La nueva ley de alcoholes que entró en vigencia hace poco más de un mes en el territorio chileno no ha pasado desapercibida. Está obteniendo grandes resultados en la accidentología nacional, datos primarios que ya indican una baja importante de la casuística por accidentes bajo el manejo en estado de ebriedad: 75% menos de accidentes es un dato más que importante como para considerar que la ley es un éxito total.
Pero ¿que pasó con el turismo y la gastronomía? Los restaurantes más cautos reconocen pérdidas del 25%/30%; distribuidores de vinos y licores, sin querer dar la cara, reconocen una caída abrupta de las ventas para el mercado de hoteles, restaurantes y casinos de 40% en la capital y hasta de 50% en regiones. Asimismo, el personal ligado a la gastronomía es otro muro de los lamentos, donde la propina representa a lo menos el 50% de sus ingresos.

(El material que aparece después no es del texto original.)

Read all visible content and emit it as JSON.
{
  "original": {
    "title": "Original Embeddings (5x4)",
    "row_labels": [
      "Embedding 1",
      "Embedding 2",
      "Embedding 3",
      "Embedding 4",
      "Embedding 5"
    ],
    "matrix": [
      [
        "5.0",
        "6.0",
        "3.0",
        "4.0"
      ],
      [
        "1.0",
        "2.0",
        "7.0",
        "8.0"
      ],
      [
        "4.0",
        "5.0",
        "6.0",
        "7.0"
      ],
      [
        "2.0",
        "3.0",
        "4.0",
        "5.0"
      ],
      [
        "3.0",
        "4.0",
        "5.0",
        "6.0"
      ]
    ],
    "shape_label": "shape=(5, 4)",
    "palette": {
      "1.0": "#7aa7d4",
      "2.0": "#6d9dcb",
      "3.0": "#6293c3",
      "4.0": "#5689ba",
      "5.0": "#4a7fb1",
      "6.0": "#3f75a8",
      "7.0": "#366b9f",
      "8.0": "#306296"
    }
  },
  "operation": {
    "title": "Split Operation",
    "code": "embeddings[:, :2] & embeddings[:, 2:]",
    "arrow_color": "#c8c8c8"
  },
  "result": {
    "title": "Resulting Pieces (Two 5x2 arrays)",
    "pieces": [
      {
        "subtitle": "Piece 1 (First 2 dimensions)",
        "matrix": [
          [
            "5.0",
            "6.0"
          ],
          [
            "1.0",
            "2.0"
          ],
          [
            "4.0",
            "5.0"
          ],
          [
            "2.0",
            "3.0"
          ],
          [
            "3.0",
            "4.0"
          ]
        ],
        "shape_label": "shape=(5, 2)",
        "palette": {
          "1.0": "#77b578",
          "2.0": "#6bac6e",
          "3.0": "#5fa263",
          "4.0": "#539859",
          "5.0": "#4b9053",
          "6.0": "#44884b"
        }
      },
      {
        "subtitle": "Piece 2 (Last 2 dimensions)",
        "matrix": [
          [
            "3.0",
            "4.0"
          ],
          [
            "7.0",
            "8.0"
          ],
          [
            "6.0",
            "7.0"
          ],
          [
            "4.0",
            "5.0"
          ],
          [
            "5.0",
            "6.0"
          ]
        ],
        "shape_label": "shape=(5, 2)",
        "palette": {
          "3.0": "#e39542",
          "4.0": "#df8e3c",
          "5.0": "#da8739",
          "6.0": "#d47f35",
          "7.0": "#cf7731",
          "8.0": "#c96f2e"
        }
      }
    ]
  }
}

Dentro de esta amargo escenario, quienes se han visto más afectados son los polos gastronómicos periféricos, donde para salir a un punto de encuentro para cenar con amigos se llega en automovil.
Otro de los afectados es la industria del vino y del pisco, donde el vino recibe el menor impacto por la constitución de su cartera de ventas, ya que los que más exportan menos repercusión local tienen. De una manera u otra, si esto no es alarmante, no se cómo podemos llamarlo, dicen los operadores.
Tal como fue dispuesta la ley, esta no toleraba una copa de vino sin recibir por lo menos una infracción de US$100 como mínimo hasta llegar a .03 (ml/gr), un rango donde las penas se demonizan con consideración. Sin embargo, se logró espontáneamente demostrar a los legisladores que habían cometido un error a través de la enmienda “Ernesto Belloni“, nombre del comediante chileno que fue multado por más de US$100 después de cenar con menos de una copa de vino. Fue luego de darse a conocer esta infracción, la que fue estrujada por los medios de farándula local, que se modificó el reglamento quedando en 0,03 la base infraccional de consumo de alcohol durante la conducción de vehículos.
¿Estamos frente al nuevo toque de queda del siglo XXI? Es una de las preguntas que se hace una gran cantidad de involucrados: clientes, mozos, dueños de restaurantes, vendedores, distribuidores y viñas. Todos clientes de una industria local que ¿ayudó a sus asociados en el cambio? La respuesta a esta pregunta es un silencio que se pierde en el horizonte.
La respuesta del mercado gastronómico/vitivinícola ha sido pasivo, es más, se encontró con un tremendo problema que aún no tiene solución; se escuchan llantos y palos de ciegos. Mientras el periodismo gastronómico, los críticos especializados y los redactores no han mencionado una palabra en sus columnas sobre el tema.
Por mientras, medidas paliativas, como la de algunos restaurantes y pubs que a través de un taxista amigo han conseguido que se mantengan en las afueras de los locales en una especie de punto fijo que asegura el traslado de los clientes; viñas y distribuidores han planificado el servicio incluso de mini buses de acercamiento, y otros empresarios se han atrevido a regalar su ganancia con tal de incentivar al conductor que no consume. En el fondo, palos de ciego. Si ni las viñas se han dado cuenta que con esta ley debe ponerles chofer a sus enólogos para no infringir la legalidad.
La decantación de este problema aun no oxigena. Este vino está cerrado y la industria aún no se da cuenta de que tiene un problema mayúsculo que no tiene respuesta. Lo paradojal es que si miramos a países más desarrollados, estos prefirieron la prevención y la educación y no fueron por la vía de estrangular al turismo y la gastronomía, base cultural de todo pueblo.